La Arena Monterrey se convirtió en una auténtica cantina musical cuando Virlán García tomó el escenario para regalar una noche cargada de corridos, amor, desamor y un ambiente que se sintió desde el primer acorde.

Y es que el arranque no pudo ser más contundente: con “Mi Entorno”, Virlán logró una conexión inmediata con el público regio, que desde ese momento se entregó por completo a la velada.

Los primeros minutos del concierto fueron un recorrido por algunos de sus temas más coreados como “Tan Bonita que se Mira”, “La Picaré” y “Mi Vida Eres Tú”, encendiendo a los asistentes que no dejaron de cantar ni un solo verso.

Pero la noche tenía sorpresas preparadas.

La primera llegó con la aparición de Israel Morales, quien aprovechó el momento para interpretar esos temas que lo han colocado en tendencia, mientras Virlán realizaba un cambio de vestuario, manteniendo así la energía del show en todo momento.

La música de banda no podía quedarse fuera, y fue justo ahí donde la fiesta tomó otro nivel.

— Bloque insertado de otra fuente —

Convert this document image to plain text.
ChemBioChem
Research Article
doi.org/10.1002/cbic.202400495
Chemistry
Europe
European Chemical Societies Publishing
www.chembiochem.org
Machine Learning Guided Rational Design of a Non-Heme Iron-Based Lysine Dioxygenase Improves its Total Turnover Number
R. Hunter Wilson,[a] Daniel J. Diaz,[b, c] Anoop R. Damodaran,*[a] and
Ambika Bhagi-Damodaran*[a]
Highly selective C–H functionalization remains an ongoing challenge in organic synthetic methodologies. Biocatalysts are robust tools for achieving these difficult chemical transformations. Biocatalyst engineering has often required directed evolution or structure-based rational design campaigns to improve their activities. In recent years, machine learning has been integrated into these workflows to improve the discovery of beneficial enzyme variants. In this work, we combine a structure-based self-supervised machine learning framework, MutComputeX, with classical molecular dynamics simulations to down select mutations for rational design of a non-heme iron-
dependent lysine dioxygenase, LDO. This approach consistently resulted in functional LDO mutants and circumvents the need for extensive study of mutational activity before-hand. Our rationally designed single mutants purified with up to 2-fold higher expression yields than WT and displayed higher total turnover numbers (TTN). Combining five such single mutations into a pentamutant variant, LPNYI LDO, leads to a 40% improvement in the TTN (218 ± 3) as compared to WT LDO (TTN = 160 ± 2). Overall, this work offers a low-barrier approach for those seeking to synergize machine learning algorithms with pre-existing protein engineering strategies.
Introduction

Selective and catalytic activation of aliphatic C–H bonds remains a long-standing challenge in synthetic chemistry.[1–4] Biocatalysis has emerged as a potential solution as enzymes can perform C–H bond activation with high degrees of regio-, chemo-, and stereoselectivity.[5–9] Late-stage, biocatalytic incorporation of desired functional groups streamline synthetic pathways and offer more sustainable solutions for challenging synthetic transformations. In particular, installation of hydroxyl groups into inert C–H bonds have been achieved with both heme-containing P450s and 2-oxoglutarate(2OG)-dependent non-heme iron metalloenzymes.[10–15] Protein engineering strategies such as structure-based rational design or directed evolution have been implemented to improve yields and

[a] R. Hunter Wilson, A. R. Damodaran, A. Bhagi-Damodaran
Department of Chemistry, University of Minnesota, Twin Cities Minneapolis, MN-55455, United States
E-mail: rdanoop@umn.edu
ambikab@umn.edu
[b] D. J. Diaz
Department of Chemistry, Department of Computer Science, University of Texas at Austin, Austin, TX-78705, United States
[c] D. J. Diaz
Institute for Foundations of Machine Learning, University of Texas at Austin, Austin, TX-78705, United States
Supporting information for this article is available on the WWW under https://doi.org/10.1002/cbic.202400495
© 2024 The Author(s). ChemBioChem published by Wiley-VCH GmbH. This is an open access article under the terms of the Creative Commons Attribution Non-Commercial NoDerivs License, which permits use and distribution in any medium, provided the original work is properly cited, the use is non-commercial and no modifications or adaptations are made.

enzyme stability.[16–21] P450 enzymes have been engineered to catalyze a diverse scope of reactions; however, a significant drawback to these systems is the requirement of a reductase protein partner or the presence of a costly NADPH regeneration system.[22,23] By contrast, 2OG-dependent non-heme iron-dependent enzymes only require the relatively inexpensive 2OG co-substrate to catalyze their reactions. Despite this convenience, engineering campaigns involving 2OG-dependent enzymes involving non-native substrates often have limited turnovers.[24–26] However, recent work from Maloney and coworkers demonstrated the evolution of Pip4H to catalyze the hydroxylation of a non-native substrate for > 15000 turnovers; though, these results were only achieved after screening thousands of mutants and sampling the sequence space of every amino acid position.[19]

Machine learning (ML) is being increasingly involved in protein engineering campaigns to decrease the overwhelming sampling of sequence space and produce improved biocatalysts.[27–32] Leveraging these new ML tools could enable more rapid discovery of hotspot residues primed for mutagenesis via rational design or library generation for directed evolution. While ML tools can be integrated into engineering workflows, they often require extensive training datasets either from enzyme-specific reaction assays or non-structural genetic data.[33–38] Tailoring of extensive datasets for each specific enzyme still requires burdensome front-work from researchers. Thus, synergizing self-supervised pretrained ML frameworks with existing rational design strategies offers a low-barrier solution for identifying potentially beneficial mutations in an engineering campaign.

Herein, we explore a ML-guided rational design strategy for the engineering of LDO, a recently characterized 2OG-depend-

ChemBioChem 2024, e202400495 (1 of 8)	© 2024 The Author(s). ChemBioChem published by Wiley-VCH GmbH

Sonaron clásicos como “El Sinaloense” y “En los Puritos Huesos”, encendiendo el ánimo de un público que ya comenzaba a entrar en calor… y en copas.

La segunda sorpresa de la noche llegó con la presencia de Leandro Ríos, quien subió al escenario para compartir micrófono con Virlán y desatar la euforia con un buen corrido, provocando uno de los momentos más celebrados del concierto.

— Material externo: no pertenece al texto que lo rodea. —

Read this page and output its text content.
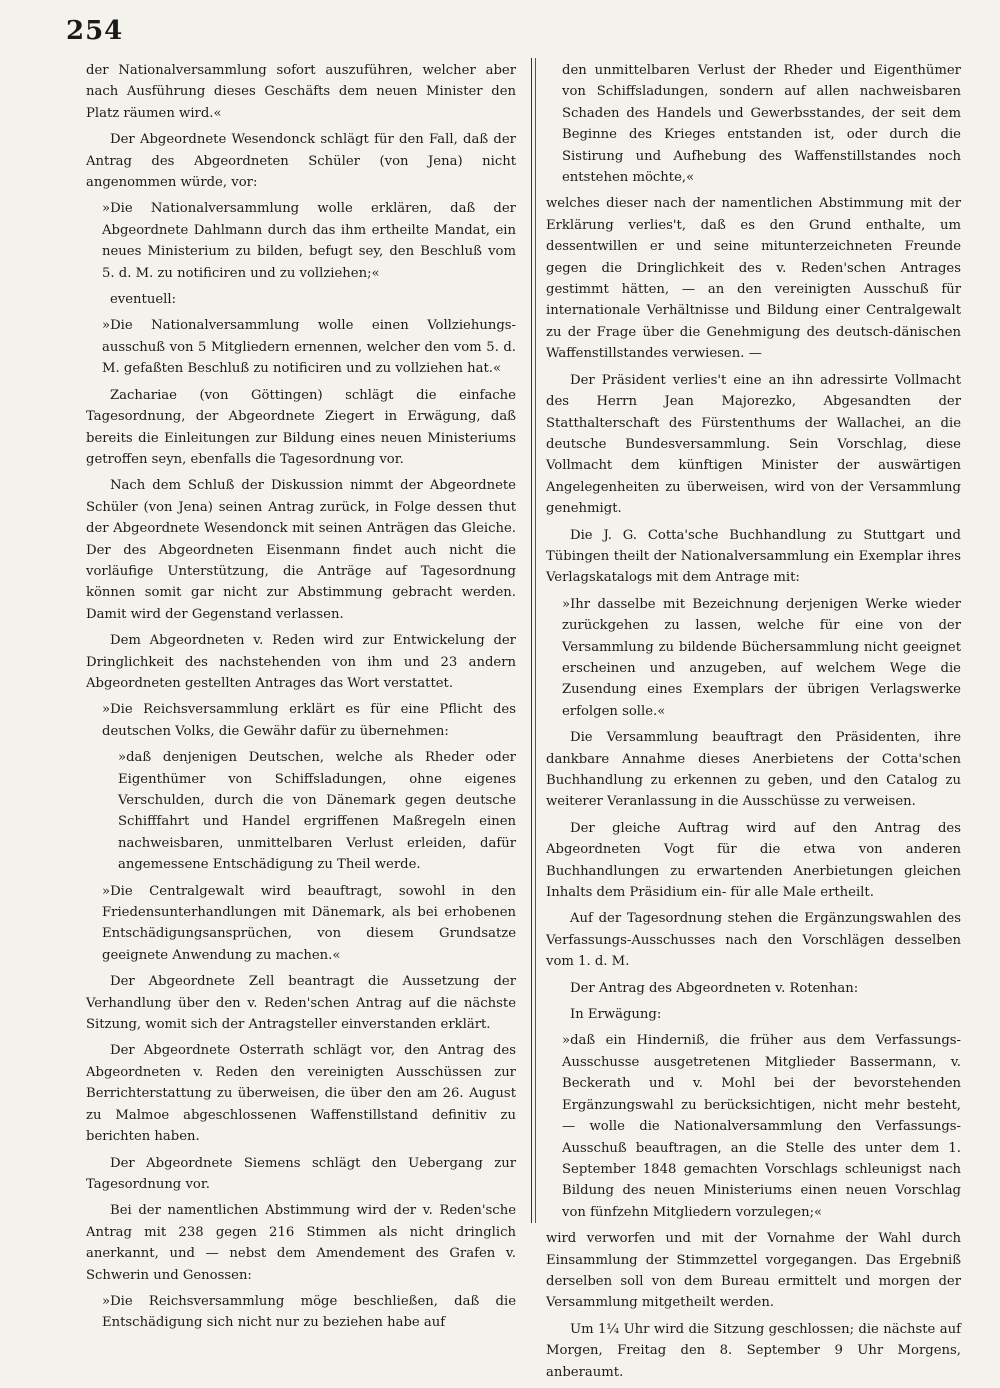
254

der Nationalversammlung sofort auszuführen, welcher aber nach Ausführung dieses Geschäfts dem neuen Minister den Platz räumen wird.«

Der Abgeordnete Wesendonck schlägt für den Fall, daß der Antrag des Abgeordneten Schüler (von Jena) nicht angenommen würde, vor:

»Die Nationalversammlung wolle erklären, daß der Abgeordnete Dahlmann durch das ihm ertheilte Mandat, ein neues Ministerium zu bilden, befugt sey, den Beschluß vom 5. d. M. zu notificiren und zu vollziehen;«

eventuell:

»Die Nationalversammlung wolle einen Vollziehungs-ausschuß von 5 Mitgliedern ernennen, welcher den vom 5. d. M. gefaßten Beschluß zu notificiren und zu vollziehen hat.«

Zachariae (von Göttingen) schlägt die einfache Tagesordnung, der Abgeordnete Ziegert in Erwägung, daß bereits die Einleitungen zur Bildung eines neuen Ministeriums getroffen seyn, ebenfalls die Tagesordnung vor.

Nach dem Schluß der Diskussion nimmt der Abgeordnete Schüler (von Jena) seinen Antrag zurück, in Folge dessen thut der Abgeordnete Wesendonck mit seinen Anträgen das Gleiche. Der des Abgeordneten Eisenmann findet auch nicht die vorläufige Unterstützung, die Anträge auf Tagesordnung können somit gar nicht zur Abstimmung gebracht werden. Damit wird der Gegenstand verlassen.

Dem Abgeordneten v. Reden wird zur Entwickelung der Dringlichkeit des nachstehenden von ihm und 23 andern Abgeordneten gestellten Antrages das Wort verstattet.

»Die Reichsversammlung erklärt es für eine Pflicht des deutschen Volks, die Gewähr dafür zu übernehmen:

»daß denjenigen Deutschen, welche als Rheder oder Eigenthümer von Schiffsladungen, ohne eigenes Verschulden, durch die von Dänemark gegen deutsche Schifffahrt und Handel ergriffenen Maßregeln einen nachweisbaren, unmittelbaren Verlust erleiden, dafür angemessene Entschädigung zu Theil werde.

»Die Centralgewalt wird beauftragt, sowohl in den Friedensunterhandlungen mit Dänemark, als bei erhobenen Entschädigungsansprüchen, von diesem Grundsatze geeignete Anwendung zu machen.«

Der Abgeordnete Zell beantragt die Aussetzung der Verhandlung über den v. Reden'schen Antrag auf die nächste Sitzung, womit sich der Antragsteller einverstanden erklärt.

Der Abgeordnete Osterrath schlägt vor, den Antrag des Abgeordneten v. Reden den vereinigten Ausschüssen zur Berrichterstattung zu überweisen, die über den am 26. August zu Malmoe abgeschlossenen Waffenstillstand definitiv zu berichten haben.

Der Abgeordnete Siemens schlägt den Uebergang zur Tagesordnung vor.

Bei der namentlichen Abstimmung wird der v. Reden'sche Antrag mit 238 gegen 216 Stimmen als nicht dringlich anerkannt, und — nebst dem Amendement des Grafen v. Schwerin und Genossen:

»Die Reichsversammlung möge beschließen, daß die Entschädigung sich nicht nur zu beziehen habe auf

den unmittelbaren Verlust der Rheder und Eigenthümer von Schiffsladungen, sondern auf allen nachweisbaren Schaden des Handels und Gewerbsstandes, der seit dem Beginne des Krieges entstanden ist, oder durch die Sistirung und Aufhebung des Waffenstillstandes noch entstehen möchte,«

welches dieser nach der namentlichen Abstimmung mit der Erklärung verlies't, daß es den Grund enthalte, um dessentwillen er und seine mitunterzeichneten Freunde gegen die Dringlichkeit des v. Reden'schen Antrages gestimmt hätten, — an den vereinigten Ausschuß für internationale Verhältnisse und Bildung einer Centralgewalt zu der Frage über die Genehmigung des deutsch-dänischen Waffenstillstandes verwiesen. —

Der Präsident verlies't eine an ihn adressirte Vollmacht des Herrn Jean Majorezko, Abgesandten der Statthalterschaft des Fürstenthums der Wallachei, an die deutsche Bundesversammlung. Sein Vorschlag, diese Vollmacht dem künftigen Minister der auswärtigen Angelegenheiten zu überweisen, wird von der Versammlung genehmigt.

Die J. G. Cotta'sche Buchhandlung zu Stuttgart und Tübingen theilt der Nationalversammlung ein Exemplar ihres Verlagskatalogs mit dem Antrage mit:

»Ihr dasselbe mit Bezeichnung derjenigen Werke wieder zurückgehen zu lassen, welche für eine von der Versammlung zu bildende Büchersammlung nicht geeignet erscheinen und anzugeben, auf welchem Wege die Zusendung eines Exemplars der übrigen Verlagswerke erfolgen solle.«

Die Versammlung beauftragt den Präsidenten, ihre dankbare Annahme dieses Anerbietens der Cotta'schen Buchhandlung zu erkennen zu geben, und den Catalog zu weiterer Veranlassung in die Ausschüsse zu verweisen.

Der gleiche Auftrag wird auf den Antrag des Abgeordneten Vogt für die etwa von anderen Buchhandlungen zu erwartenden Anerbietungen gleichen Inhalts dem Präsidium ein- für alle Male ertheilt.

Auf der Tagesordnung stehen die Ergänzungswahlen des Verfassungs-Ausschusses nach den Vorschlägen desselben vom 1. d. M.

Der Antrag des Abgeordneten v. Rotenhan:

In Erwägung:

»daß ein Hinderniß, die früher aus dem Verfassungs-Ausschusse ausgetretenen Mitglieder Bassermann, v. Beckerath und v. Mohl bei der bevorstehenden Ergänzungswahl zu berücksichtigen, nicht mehr besteht, — wolle die Nationalversammlung den Verfassungs-Ausschuß beauftragen, an die Stelle des unter dem 1. September 1848 gemachten Vorschlags schleunigst nach Bildung des neuen Ministeriums einen neuen Vorschlag von fünfzehn Mitgliedern vorzulegen;«

wird verworfen und mit der Vornahme der Wahl durch Einsammlung der Stimmzettel vorgegangen. Das Ergebniß derselben soll von dem Bureau ermittelt und morgen der Versammlung mitgetheilt werden.

Um 1¼ Uhr wird die Sitzung geschlossen; die nächste auf Morgen, Freitag den 8. September 9 Uhr Morgens, anberaumt.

Conforme avanzaba la velada, la intensidad no bajó. Temas como “Quién Te Entiende” y “¿En Dónde Está Tu Amor?” mantuvieron la conexión emocional con el público, que oscilaba entre el desahogo y la fiesta.

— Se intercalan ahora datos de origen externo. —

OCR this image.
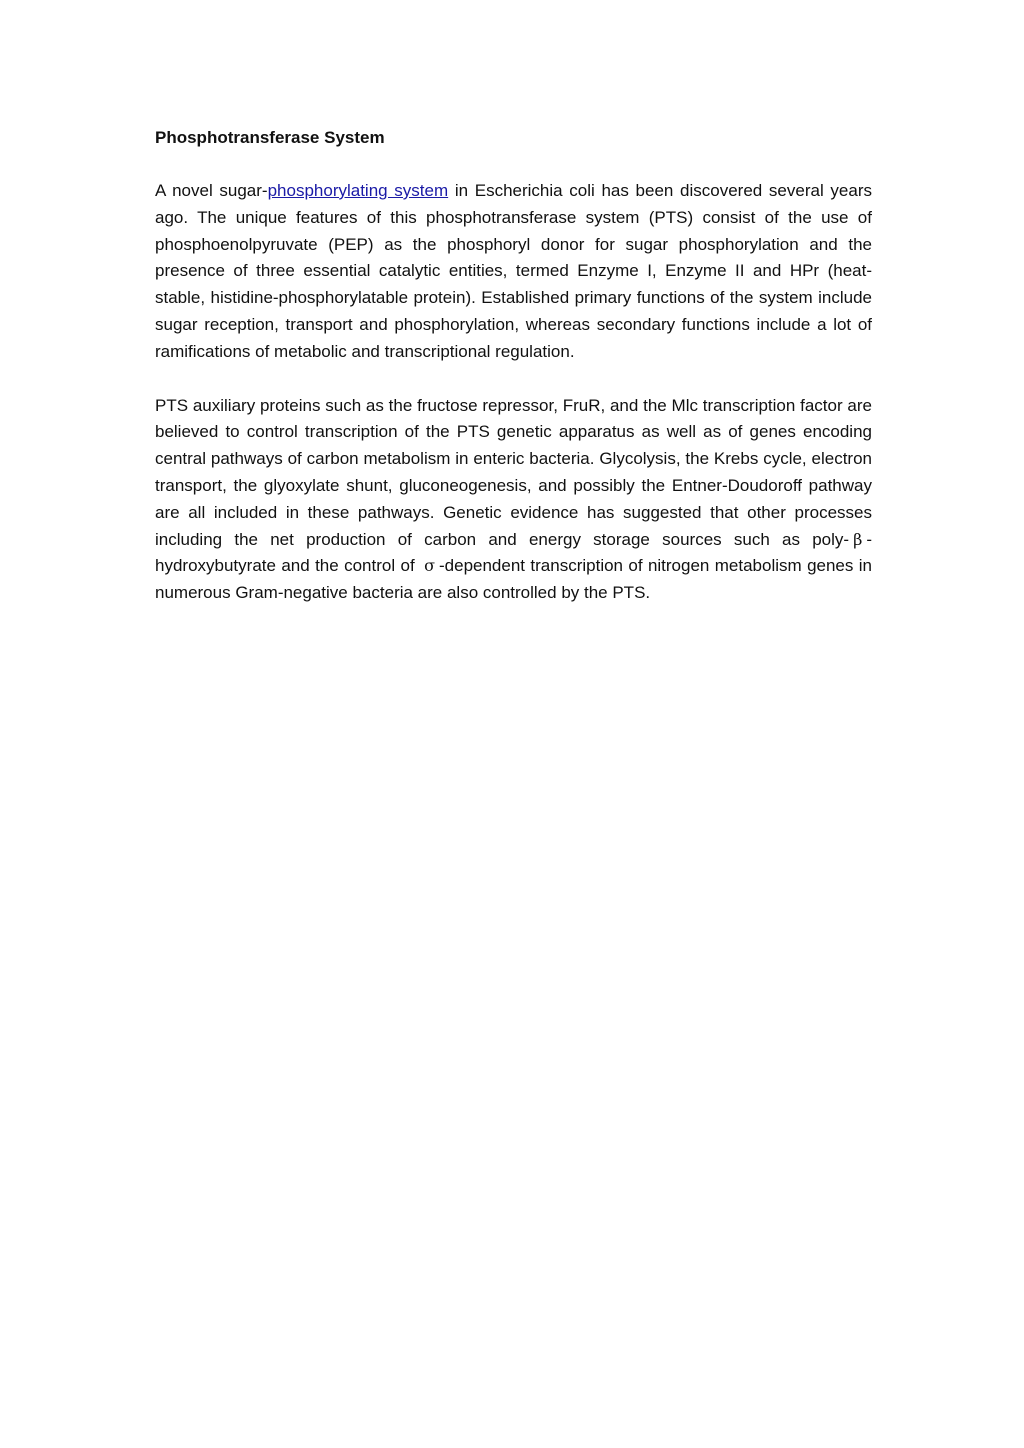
Phosphotransferase System

A novel sugar-phosphorylating system in Escherichia coli has been discovered several years ago. The unique features of this phosphotransferase system (PTS) consist of the use of phosphoenolpyruvate (PEP) as the phosphoryl donor for sugar phosphorylation and the presence of three essential catalytic entities, termed Enzyme I, Enzyme II and HPr (heat-stable, histidine-phosphorylatable protein). Established primary functions of the system include sugar reception, transport and phosphorylation, whereas secondary functions include a lot of ramifications of metabolic and transcriptional regulation.

PTS auxiliary proteins such as the fructose repressor, FruR, and the Mlc transcription factor are believed to control transcription of the PTS genetic apparatus as well as of genes encoding central pathways of carbon metabolism in enteric bacteria. Glycolysis, the Krebs cycle, electron transport, the glyoxylate shunt, gluconeogenesis, and possibly the Entner-Doudoroff pathway are all included in these pathways. Genetic evidence has suggested that other processes including the net production of carbon and energy storage sources such as poly- β -hydroxybutyrate and the control of σ -dependent transcription of nitrogen metabolism genes in numerous Gram-negative bacteria are also controlled by the PTS.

En uno de los momentos más relajados —y sinceros— de la noche, Virlán soltó entre risas:
“Monterrey, solo les voy a decir una cosa… después de este trago, ando bien pedo y bien loco”,
desatando carcajadas antes de dar paso a un éxito popularizado por Banda MS que fue coreado a todo pulmón.

Pasada la medianoche, el concierto llegó a su fin, dejando a un público satisfecho, con la voz gastada de tanto cantar y, en algunos casos, con el ánimo aún en modo fiesta.

Una noche donde la música regional mexicana demostró, una vez más, que en Monterrey no solo se escucha… se vive.